Mit Ausnahme des letzten Stückes spielte Snarky Puppet am 10. November nur neue Stücke ab dem erst vor einigen Wochen erschienen (inzwischen 14. Album) «Empire Central». Mit «Take it» befindet sich darauf auch die letzte Aufnahme von Bernard Wright, der am 19. Mai in Dallas bei einem Verkehrsumfall 59-jährig ums Leben kam. Wright hatte einen grossen Einfluss auf das Musikverständnis von Michael League.

Das Publikum im Saal liess sich mitreissen und von der Spielfreude anstecken. Musiker und Publikum hatten offensichtlich die gemeinsamen Zeiten vermisst und dankten die direkte Begegnung auf ihre Weise, die einen mit Spielfreude, begeisternden Improvisationen und einer instrumentalen Virtuosität, die in einem so grossen Ensemble einmalig sein dürfte, die andern mit spontanen und anhaltenden Ovationen.

Nach der Pause zeigt Gregory Porter mit seinem melodiösen und voluminösen Bariton eine völlig andere Facette des Jazz. Seine Wurzeln liegen in Gospel, Soul und Rhythm & Blues, seine Inspiration schöpft er aus den eigenen Erfahrungen mit den grossen Themen wie Liebe, Rassismus, Beziehungen. War bei Snarky Puppy das Ensemble als Ganzes der Star, ist bei der fünfköpfigen Band Porter klar die dominierende Persönlichkeit. Er liess seinen Musikern viel Raum für eigene Soli, den vor allem Jahmal Nichols für eine ausholende Kontrabass-Reminiszenz nutzte, holte dann das Publikum aber immer wieder zurück mit seiner sanften, beruhigenden und fesselnden Stimme.

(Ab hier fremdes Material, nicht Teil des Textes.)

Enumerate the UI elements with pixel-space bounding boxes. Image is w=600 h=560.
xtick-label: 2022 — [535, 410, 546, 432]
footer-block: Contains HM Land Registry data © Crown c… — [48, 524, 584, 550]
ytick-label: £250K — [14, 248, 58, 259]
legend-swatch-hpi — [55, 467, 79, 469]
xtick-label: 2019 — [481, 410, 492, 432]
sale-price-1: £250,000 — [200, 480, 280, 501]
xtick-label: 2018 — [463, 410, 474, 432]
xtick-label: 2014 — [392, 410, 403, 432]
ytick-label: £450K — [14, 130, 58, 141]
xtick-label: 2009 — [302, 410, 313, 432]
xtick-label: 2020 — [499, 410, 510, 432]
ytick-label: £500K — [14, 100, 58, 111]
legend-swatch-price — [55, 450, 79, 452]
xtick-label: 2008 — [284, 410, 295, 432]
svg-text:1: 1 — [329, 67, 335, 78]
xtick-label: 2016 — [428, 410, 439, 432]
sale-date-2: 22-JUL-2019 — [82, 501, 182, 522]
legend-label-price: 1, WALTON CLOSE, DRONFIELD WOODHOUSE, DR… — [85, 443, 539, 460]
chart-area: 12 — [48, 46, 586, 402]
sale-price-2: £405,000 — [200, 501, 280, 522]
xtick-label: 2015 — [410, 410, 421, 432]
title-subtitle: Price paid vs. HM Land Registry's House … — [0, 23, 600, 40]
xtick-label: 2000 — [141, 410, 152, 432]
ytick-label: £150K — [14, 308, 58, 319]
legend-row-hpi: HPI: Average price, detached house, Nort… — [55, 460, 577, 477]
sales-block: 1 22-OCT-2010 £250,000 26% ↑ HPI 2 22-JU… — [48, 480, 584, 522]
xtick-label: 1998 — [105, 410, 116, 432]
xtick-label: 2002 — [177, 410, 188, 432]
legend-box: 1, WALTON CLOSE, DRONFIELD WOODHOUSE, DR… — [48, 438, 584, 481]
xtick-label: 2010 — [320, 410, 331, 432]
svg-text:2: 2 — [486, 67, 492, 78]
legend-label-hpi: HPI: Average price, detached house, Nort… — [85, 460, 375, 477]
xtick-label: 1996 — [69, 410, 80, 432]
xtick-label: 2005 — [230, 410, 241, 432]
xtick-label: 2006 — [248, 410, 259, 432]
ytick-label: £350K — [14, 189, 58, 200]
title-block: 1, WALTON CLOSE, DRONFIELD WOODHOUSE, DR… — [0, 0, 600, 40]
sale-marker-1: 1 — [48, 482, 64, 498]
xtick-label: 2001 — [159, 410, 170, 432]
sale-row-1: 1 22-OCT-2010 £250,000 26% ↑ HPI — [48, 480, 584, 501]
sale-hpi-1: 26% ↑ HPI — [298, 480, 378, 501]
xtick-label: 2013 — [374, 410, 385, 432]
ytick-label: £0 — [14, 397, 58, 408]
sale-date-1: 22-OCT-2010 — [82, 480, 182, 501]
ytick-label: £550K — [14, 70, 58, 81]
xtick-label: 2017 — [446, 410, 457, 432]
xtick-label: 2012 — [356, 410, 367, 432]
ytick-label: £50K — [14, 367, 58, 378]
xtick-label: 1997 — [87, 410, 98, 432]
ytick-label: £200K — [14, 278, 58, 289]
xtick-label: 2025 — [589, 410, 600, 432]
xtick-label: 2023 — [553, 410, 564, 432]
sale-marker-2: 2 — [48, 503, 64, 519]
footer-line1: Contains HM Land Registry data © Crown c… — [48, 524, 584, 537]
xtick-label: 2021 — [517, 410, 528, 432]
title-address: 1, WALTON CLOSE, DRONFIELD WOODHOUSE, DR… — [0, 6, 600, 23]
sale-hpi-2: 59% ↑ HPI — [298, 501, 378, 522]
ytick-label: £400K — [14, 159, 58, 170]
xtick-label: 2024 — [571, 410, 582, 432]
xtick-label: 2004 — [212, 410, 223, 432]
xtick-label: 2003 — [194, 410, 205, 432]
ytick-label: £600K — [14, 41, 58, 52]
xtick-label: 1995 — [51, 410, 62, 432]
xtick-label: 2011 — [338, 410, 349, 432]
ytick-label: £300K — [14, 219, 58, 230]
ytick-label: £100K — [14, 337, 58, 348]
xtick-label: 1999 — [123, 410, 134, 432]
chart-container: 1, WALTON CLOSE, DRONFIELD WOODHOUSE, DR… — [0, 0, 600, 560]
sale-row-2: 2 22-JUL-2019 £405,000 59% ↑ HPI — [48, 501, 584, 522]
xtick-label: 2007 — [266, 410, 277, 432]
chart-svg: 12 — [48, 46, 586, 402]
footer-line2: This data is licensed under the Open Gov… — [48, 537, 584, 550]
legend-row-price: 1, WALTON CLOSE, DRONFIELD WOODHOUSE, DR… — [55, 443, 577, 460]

Balladen, beschwörende Gospel-Sequenzen, groovige R&B-Stücke und immer mehr Zuhörerinnen, die sich vor der Bühne zum Tanzen verleiten liessen. Den stimmungsmässigen Höhepunkt setzte er fast zum Schluss mit «No Love Dying (here)» und zeigte einmal mehr, weshalb Musik so unverzichtbar ist.

Kaum ein anderes Medium schafft den Zugang zu den ganz grossen Themen, wie der Liebe, so direkt, übergreifend, berührend, verbindend. Nach Zeiten, in denen Menschen sich isolieren mussten, Nähe eine Seltenheit wurde, ermöglichte die Musik von Porter (und auch jene von Snarky Puppy) ein Wieder-Zueinanderfinden auf einer Ebene, die ohne Worte auskam und trotzdem (oder gerade deswegen) von allen verstanden wurde.

Beatrice Stirnimann (CEO) und ihr Team haben einmal mehr einen Event gestaltet, der den Gästen vom ersten Schritt in das Messegebäude an ein Gefühl des Willkommen-Seins und der Teilnahme an etwas Aussergewöhnlichem vermittelte. Ein Gefühl, das nicht täuschte und durch die hervorragende Verpflegung und Betreuung der Gäste bekräftigt wurde.

Wer sonst keinen Grund findet, nach Basel zu gehen: Die Baloise Session lohnen jeden Weg.

Baloise Session 2022: Aufzeichnung des Konzertes von Gregory Porter bei Arte

Die nächste Baloise Session findet vom 19. Oktober bis 9. November 2023 statt.